For over 135 years, the New York City Fire Department (FDNY) and its quietly held Marine Unit have kept New York City residents safe. The FDNY has always been well known for its firefighting abilities, skills and bravery.
On September 11, 2001, when 343 members of the FDNY died as a result of a terrorist attack while attempting to rescue people trapped in the World Trade Center, the FDNY’s mission changed. Terrorism plots involving chemical and biological attacks, crippling infrastructure and attacking “soft targets” had to be countered, and for their part, the FDNY responded. The fire department developed an asymmetrical approach to combat a variety of threats, making it a force multiplier for New York City and the region. One of the assets the FDNY brought to the forefront was its Marine Unit.
FDNY Marine Unit
The Marine Unit was formed to fight the large pier fires that occurred during the later 19th and early 20th centuries. Prior to fireboats, the FDNY Marine Unit would move a horse-drawn fire cart onto a barge or other boat and float to the fire.

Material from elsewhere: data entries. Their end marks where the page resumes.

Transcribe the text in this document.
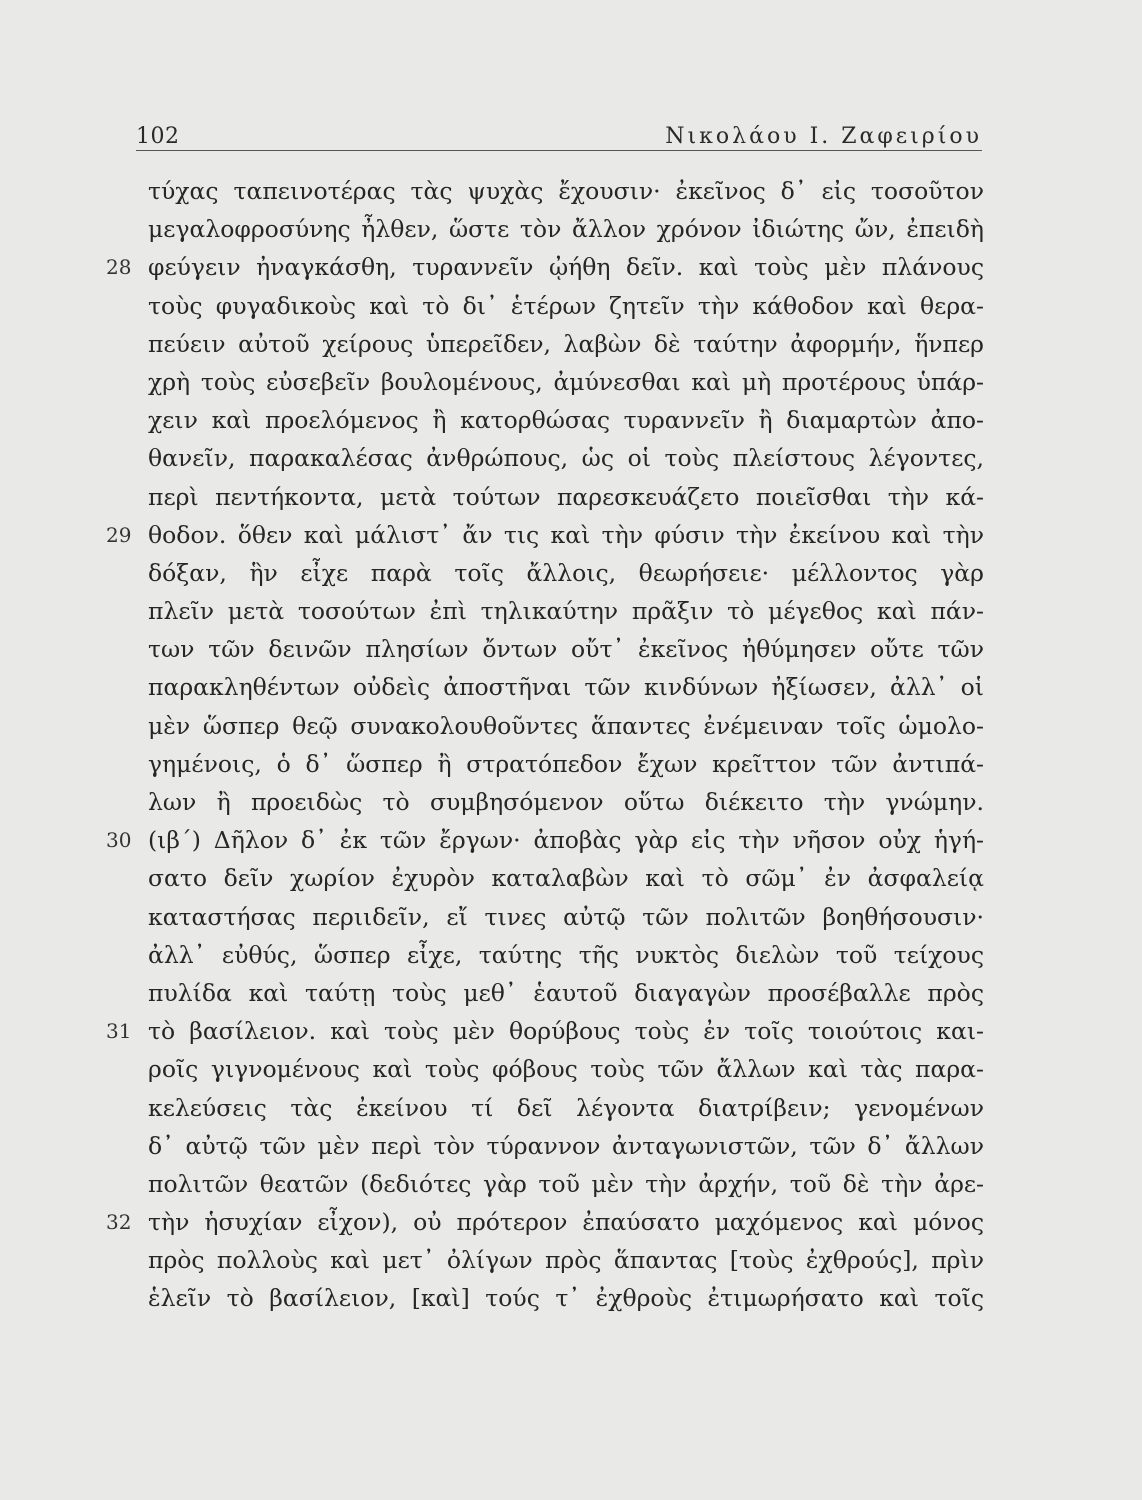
102	Νικολάου Ι. Ζαφειρίου
τύχας ταπεινοτέρας τὰς ψυχὰς ἔχουσιν· ἐκεῖνος δ᾽ εἰς τοσοῦτον
μεγαλοφροσύνης ἦλθεν, ὥστε τὸν ἄλλον χρόνον ἰδιώτης ὤν, ἐπειδὴ
28 φεύγειν ἠναγκάσθη, τυραννεῖν ᾠήθη δεῖν. καὶ τοὺς μὲν πλάνους
τοὺς φυγαδικοὺς καὶ τὸ δι᾽ ἑτέρων ζητεῖν τὴν κάθοδον καὶ θερα-
πεύειν αὐτοῦ χείρους ὑπερεῖδεν, λαβὼν δὲ ταύτην ἀφορμήν, ἥνπερ
χρὴ τοὺς εὐσεβεῖν βουλομένους, ἀμύνεσθαι καὶ μὴ προτέρους ὑπάρ-
χειν καὶ προελόμενος ἢ κατορθώσας τυραννεῖν ἢ διαμαρτὼν ἀπο-
θανεῖν, παρακαλέσας ἀνθρώπους, ὡς οἱ τοὺς πλείστους λέγοντες,
περὶ πεντήκοντα, μετὰ τούτων παρεσκευάζετο ποιεῖσθαι τὴν κά-
29 θοδον. ὅθεν καὶ μάλιστ᾽ ἄν τις καὶ τὴν φύσιν τὴν ἐκείνου καὶ τὴν
δόξαν, ἣν εἶχε παρὰ τοῖς ἄλλοις, θεωρήσειε· μέλλοντος γὰρ
πλεῖν μετὰ τοσούτων ἐπὶ τηλικαύτην πρᾶξιν τὸ μέγεθος καὶ πάν-
των τῶν δεινῶν πλησίων ὄντων οὔτ᾽ ἐκεῖνος ἠθύμησεν οὔτε τῶν
παρακληθέντων οὐδεὶς ἀποστῆναι τῶν κινδύνων ἠξίωσεν, ἀλλ᾽ οἱ
μὲν ὥσπερ θεῷ συνακολουθοῦντες ἅπαντες ἐνέμειναν τοῖς ὡμολο-
γημένοις, ὁ δ᾽ ὥσπερ ἢ στρατόπεδον ἔχων κρεῖττον τῶν ἀντιπά-
λων ἢ προειδὼς τὸ συμβησόμενον οὕτω διέκειτο τὴν γνώμην.
30 (ιβ´) Δῆλον δ᾽ ἐκ τῶν ἔργων· ἀποβὰς γὰρ εἰς τὴν νῆσον οὐχ ἡγή-
σατο δεῖν χωρίον ἐχυρὸν καταλαβὼν καὶ τὸ σῶμ᾽ ἐν ἀσφαλείᾳ
καταστήσας περιιδεῖν, εἴ τινες αὐτῷ τῶν πολιτῶν βοηθήσουσιν·
ἀλλ᾽ εὐθύς, ὥσπερ εἶχε, ταύτης τῆς νυκτὸς διελὼν τοῦ τείχους
πυλίδα καὶ ταύτῃ τοὺς μεθ᾽ ἑαυτοῦ διαγαγὼν προσέβαλλε πρὸς
31 τὸ βασίλειον. καὶ τοὺς μὲν θορύβους τοὺς ἐν τοῖς τοιούτοις και-
ροῖς γιγνομένους καὶ τοὺς φόβους τοὺς τῶν ἄλλων καὶ τὰς παρα-
κελεύσεις τὰς ἐκείνου τί δεῖ λέγοντα διατρίβειν; γενομένων
δ᾽ αὐτῷ τῶν μὲν περὶ τὸν τύραννον ἀνταγωνιστῶν, τῶν δ᾽ ἄλλων
πολιτῶν θεατῶν (δεδιότες γὰρ τοῦ μὲν τὴν ἀρχήν, τοῦ δὲ τὴν ἀρε-
32 τὴν ἡσυχίαν εἶχον), οὐ πρότερον ἐπαύσατο μαχόμενος καὶ μόνος
πρὸς πολλοὺς καὶ μετ᾽ ὀλίγων πρὸς ἅπαντας [τοὺς ἐχθρούς], πρὶν
ἑλεῖν τὸ βασίλειον, [καὶ] τούς τ᾽ ἐχθροὺς ἐτιμωρήσατο καὶ τοῖς
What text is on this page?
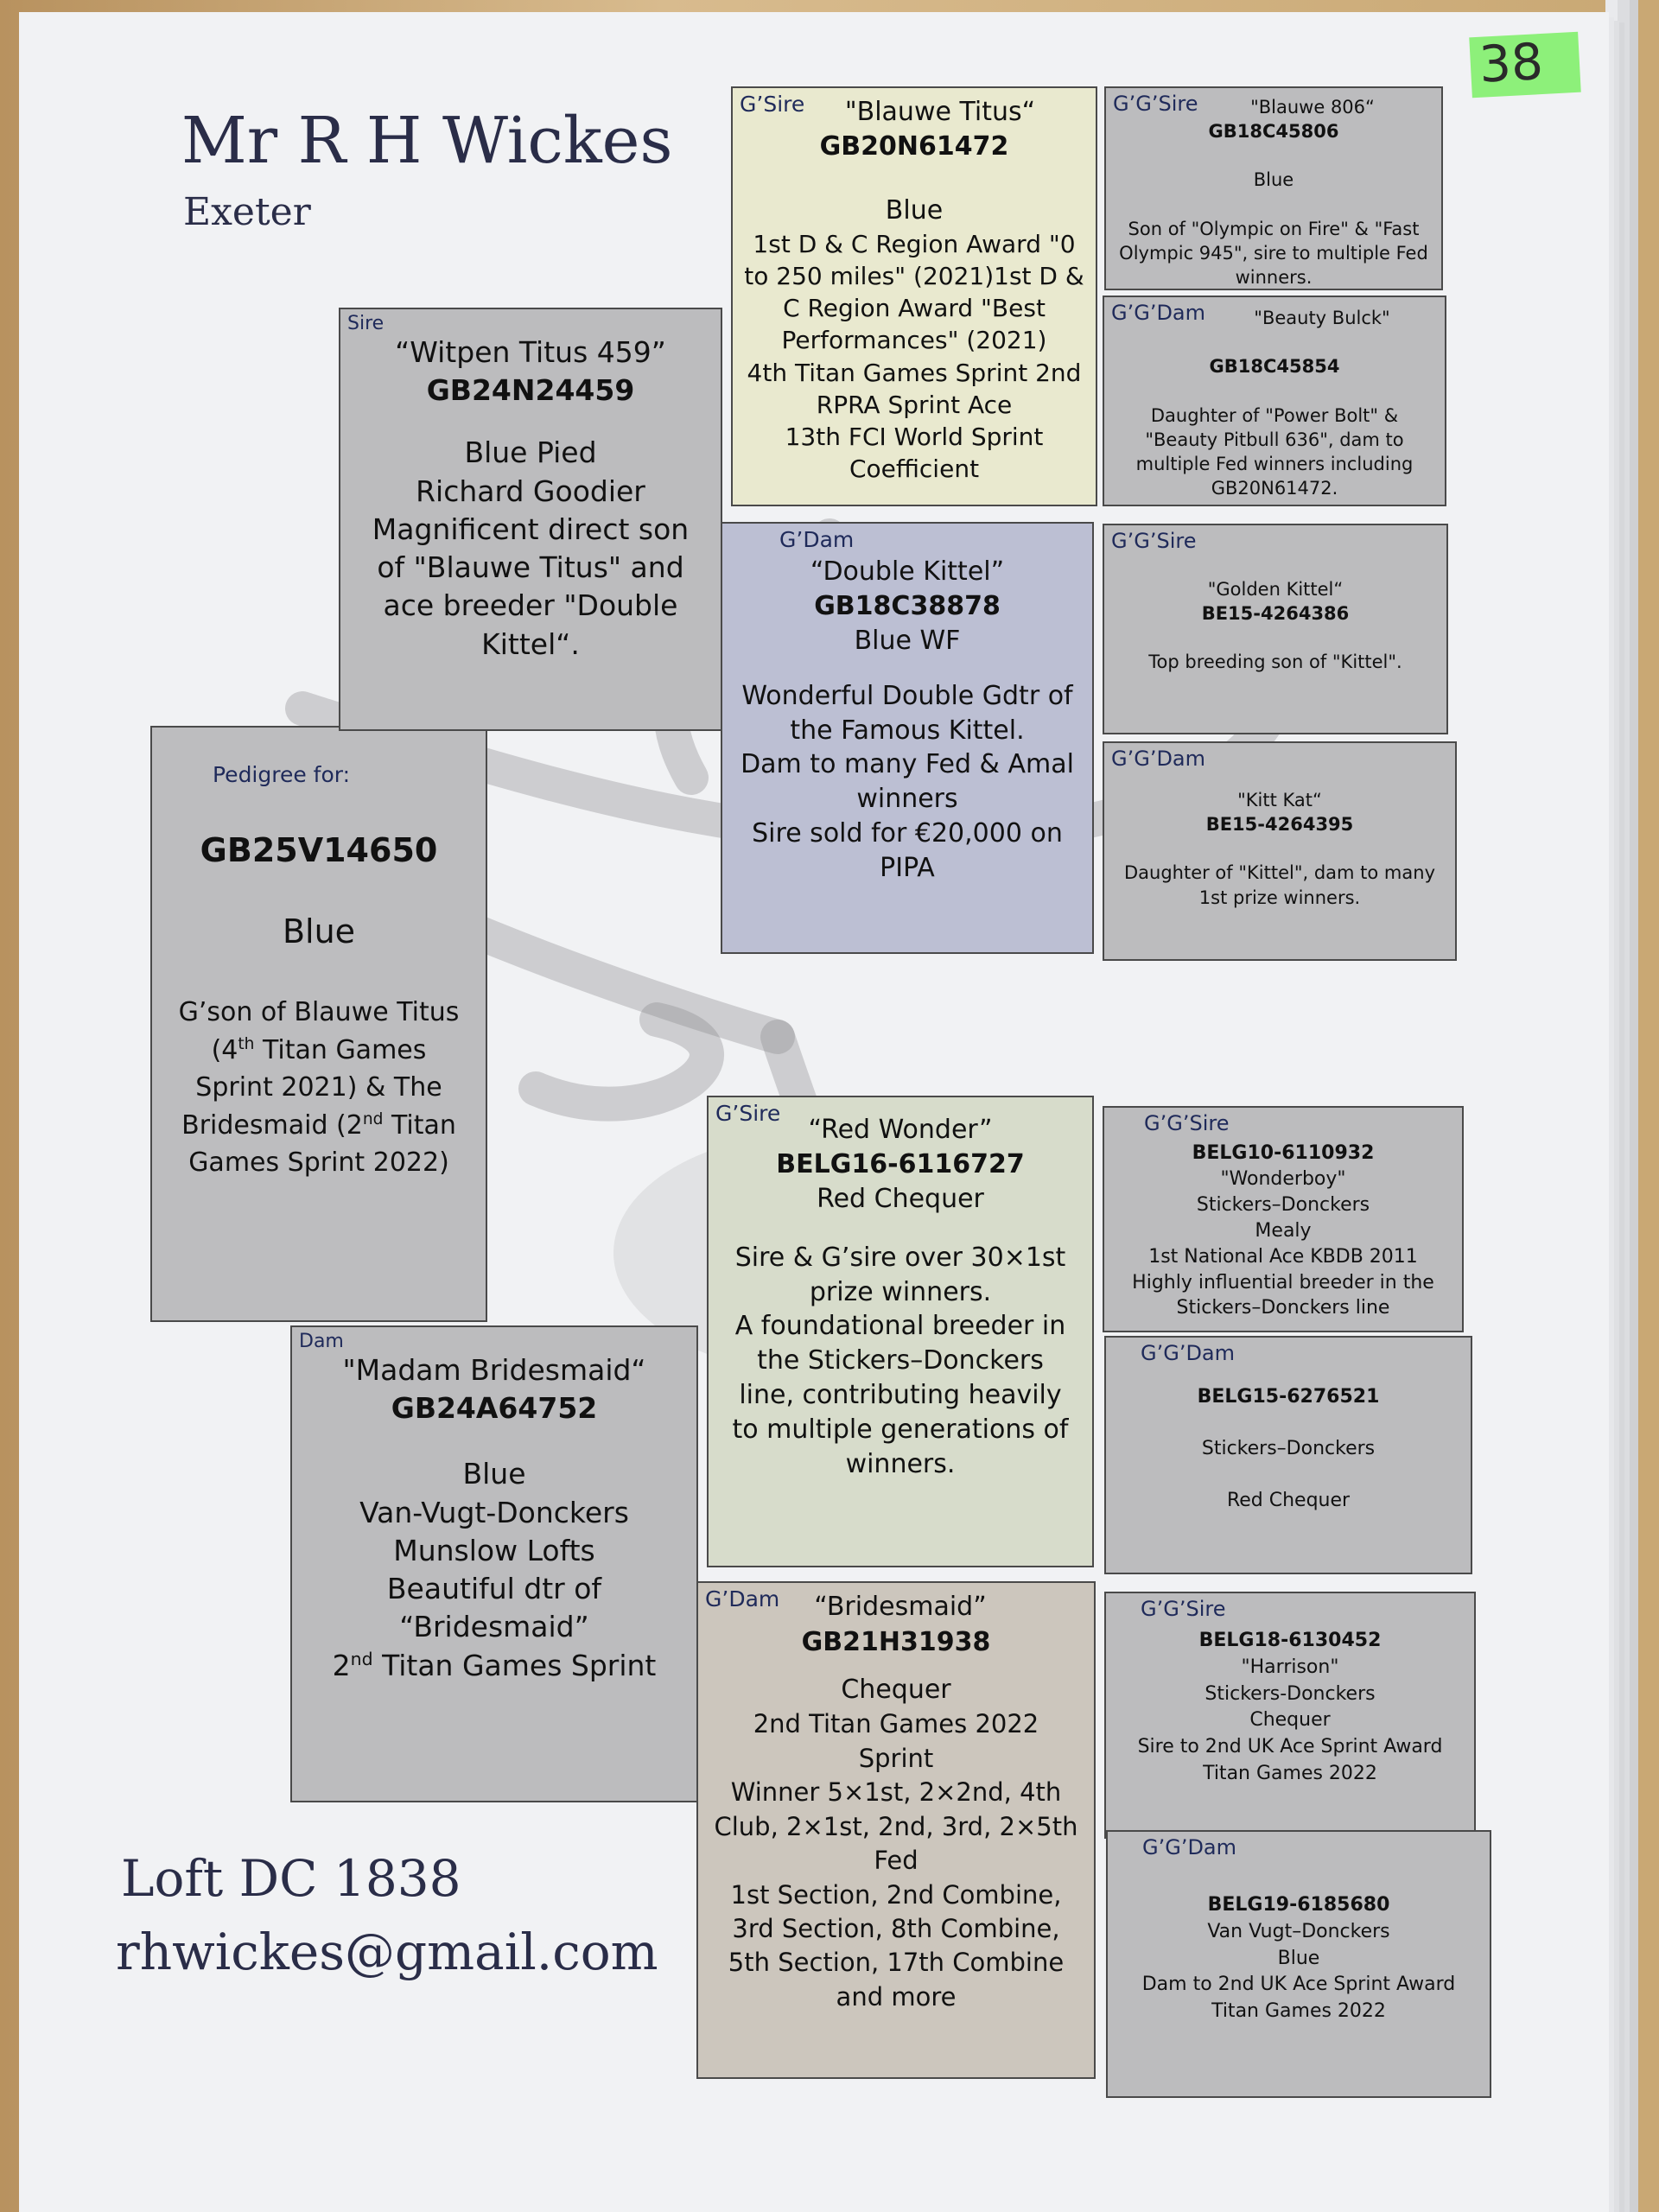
38
Mr R H Wickes
Exeter
Pedigree for:
GB25V14650
Blue
G’son of Blauwe Titus
(4th Titan Games
Sprint 2021) & The
Bridesmaid (2nd Titan
Games Sprint 2022)
Sire
“Witpen Titus 459”
GB24N24459
Blue Pied
Richard Goodier
Magnificent direct son
of "Blauwe Titus" and
ace breeder "Double
Kittel“.
Dam
"Madam Bridesmaid“
GB24A64752
Blue
Van-Vugt-Donckers
Munslow Lofts
Beautiful dtr of
“Bridesmaid”
2nd Titan Games Sprint
G’Sire	"Blauwe Titus“
GB20N61472
Blue
1st D & C Region Award "0
to 250 miles" (2021)1st D &
C Region Award "Best
Performances" (2021)
4th Titan Games Sprint 2nd
RPRA Sprint Ace
13th FCI World Sprint
Coefficient
G’Dam
“Double Kittel”
GB18C38878
Blue WF
Wonderful Double Gdtr of
the Famous Kittel.
Dam to many Fed & Amal
winners
Sire sold for €20,000 on
PIPA
G’Sire
“Red Wonder”
BELG16-6116727
Red Chequer
Sire & G’sire over 30×1st
prize winners.
A foundational breeder in
the Stickers–Donckers
line, contributing heavily
to multiple generations of
winners.
G’Dam	“Bridesmaid”
GB21H31938
Chequer
2nd Titan Games 2022
Sprint
Winner 5×1st, 2×2nd, 4th
Club, 2×1st, 2nd, 3rd, 2×5th
Fed
1st Section, 2nd Combine,
3rd Section, 8th Combine,
5th Section, 17th Combine
and more
G’G’Sire	"Blauwe 806“
GB18C45806

Blue

Son of "Olympic on Fire" & "Fast
Olympic 945", sire to multiple Fed
winners.
G’G’Dam	"Beauty Bulck"

GB18C45854

Daughter of "Power Bolt" &
"Beauty Pitbull 636", dam to
multiple Fed winners including
GB20N61472.
G’G’Sire
"Golden Kittel“
BE15-4264386

Top breeding son of "Kittel".
G’G’Dam
"Kitt Kat“
BE15-4264395

Daughter of "Kittel", dam to many
1st prize winners.
G’G’Sire
BELG10-6110932
"Wonderboy"
Stickers–Donckers
Mealy
1st National Ace KBDB 2011
Highly influential breeder in the
Stickers–Donckers line
G’G’Dam
BELG15-6276521

Stickers–Donckers

Red Chequer
G’G’Sire
BELG18-6130452
"Harrison"
Stickers-Donckers
Chequer
Sire to 2nd UK Ace Sprint Award
Titan Games 2022
G’G’Dam
BELG19-6185680
Van Vugt–Donckers
Blue
Dam to 2nd UK Ace Sprint Award
Titan Games 2022
Loft DC 1838
rhwickes@gmail.com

Now spread out over the five boroughs, the FDNY Marine Unit had gone from one firefighting unit to a high-tech force capable of responding to any incident that didn’t necessitate the use of ammunition. With an over $54 million grant from the DHS, the FDNY developed a state-of-the-art Marine Unit that is arguably the most capable and diverse resource in today’s public-safety arena. The FDNY thought through and incorporated a myriad of contingencies to ensure that its new fleet could handle whatever it may need to face today and 20 years down the road.